YAF offers “funding, logistical help, and legal support to conservative groups at colleges across the country.” It holds a repository of conservative speakers, including members of the military and former US members of Congress, to speak on various topics including “multiculturalism,” “radical Islam,” “western civilization,” and “traditional values.” The fees for the speakers range anywhere from $0-$5,000 to $20,000+.

Speakers for the topic of “radical Islam” include a number of anti-Muslim activists, speakers, and thinkers including Robert Spencer, David Horowitz, Ann Coulter, Daniel Pipes, and Nonie Darwish. Other YAF speakers have also made anti-Muslim comments, including Lieutenant Colonel Allen West, whose official Facebook page “shared a meme that said retired Gen. James Mattis will ‘exterminate’ Muslims as Secretary of Defense.”

In May 2017, YAF sponsored a lecture at the University of Buffalo by Robert Spencer, identified by the Center for American Progress as a “misinformation expert” fueling Islamophobia. Spencer’s writings on Islam were heavily cited by the Norwegian mass murderer Anders Breivik. The SPLC described Spencer as “one of America’s most prolific and vociferous anti-Muslim propagandists.” A New York Times article noted that YAF had paid Robert Spencer’s $2,000 fee, and “trained the student leader who organized the event and provided literature for distribution.”

YAF supported conservative political commentator Ann Coulter’s controversial appearance at UC Berkeley in 2017. Coulter has a history of making anti-Muslim comments.
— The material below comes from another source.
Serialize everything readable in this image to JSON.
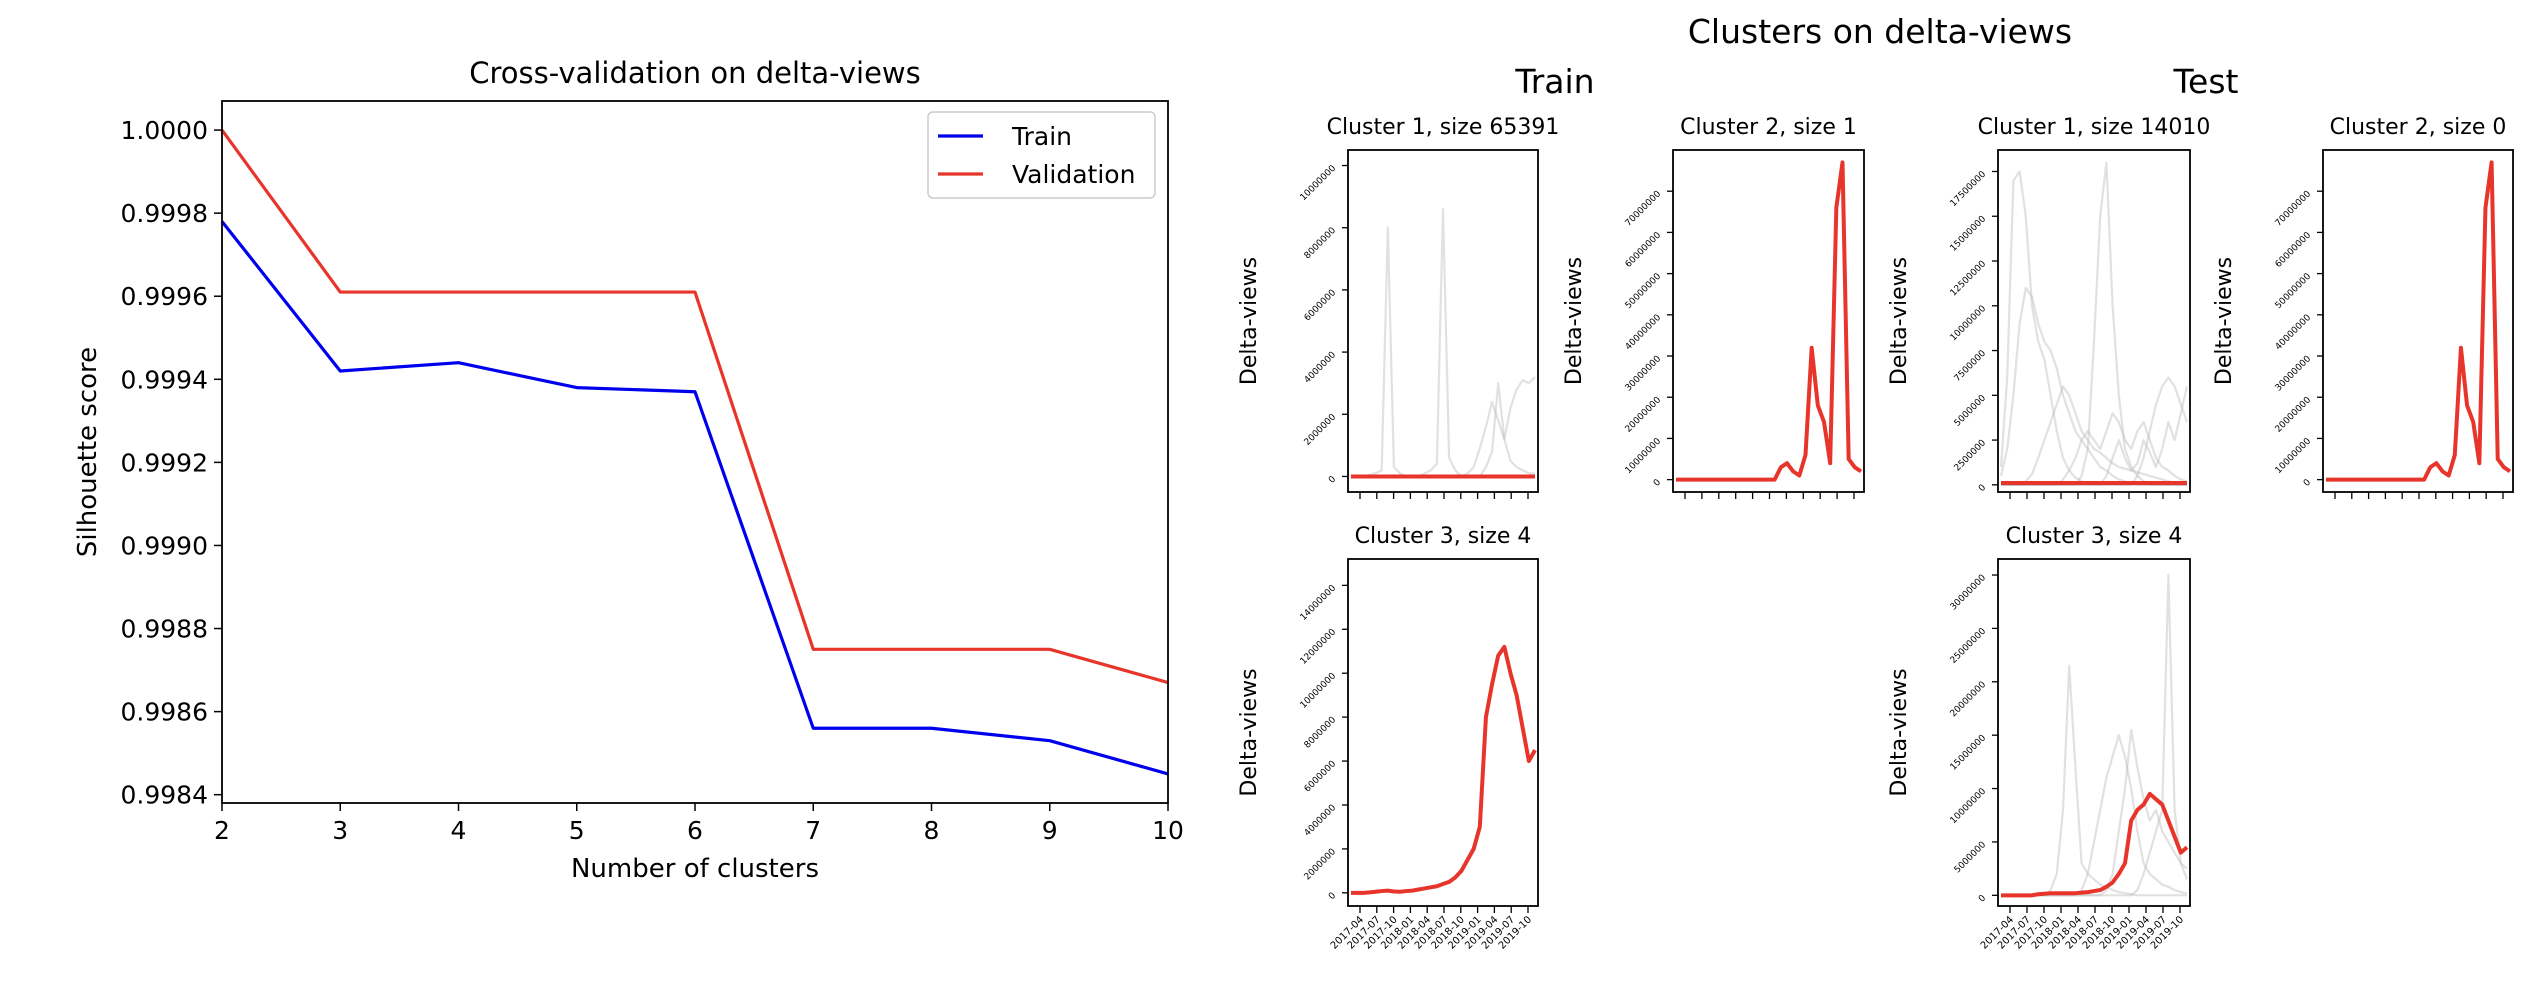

After the September 11th attacks, she wrote: “We should invade their countries, kill their leaders and convert them to Christianity.” She has also suggested Islam is a “car-burning cult” with a “predilection for violence.” YAF pulled its support for Coulter’s event citing security concerns.

In 2007, the Southern Poverty Law Center (SPLC) identified the Young Americans for Freedom chapter at Michigan State University as a hate group, after it organized a “‘Catch an Illegal Alien Day’ game, sponsored a ‘Koran desecration contest,’ jokingly threatened to distribute small-pox [sic] infected blankets to Native American students, posted ‘Gays spread AIDS’ fliers, and invited Nick Griffin, the chairman of the neo-fascist British National Party, to speak on the MSU campus.”

The LA Times described the speakers promoted and approved by YAF as “conservative provocateurs.” On YAF’s roster of speakers includes musician Ted Nugent, who in 2014 called then President Barack Obama, “a Chicago communist-raised, communist-educated, communist-nurtured subhuman mongrel [and] ACORN community organizer gangster.” The LA Times piece also described the organization’s tactics as “aggressive and confrontational” and that “have become a beacon of right-wing empowerment during the rise of President Trump.”

In 2017, YAF launched its Fred Allen Lecture Series. Speakers for the series include Dinesh D’Souza, Allen West, and Ben Shapiro. Shapiro’s views have been described as “naked bigotry toward Palestinians and Muslims,” by journalist and political commentator, Peter Beinart. Beinart noted that in 2016, Shapiro “promoted an article written on the website he edits, The Daily Wire, which called the Muslim presence in Europe a ‘disease,’” and declared Muslim men “uncivilized.” Shapiro’s talks cost at least $20,000.

In 1998, YAF acquired former President Ronald Reagan’s 688-acre mountain retreat for an undisclosed sum. The reported asking price was $5.95 million.

Notable YAF alumni include current U.S. Attorney General Jeff Sessions, White House senior policy advisor Stephen Miller, and Breitbart News Editor-In-Chief Alex Marlow.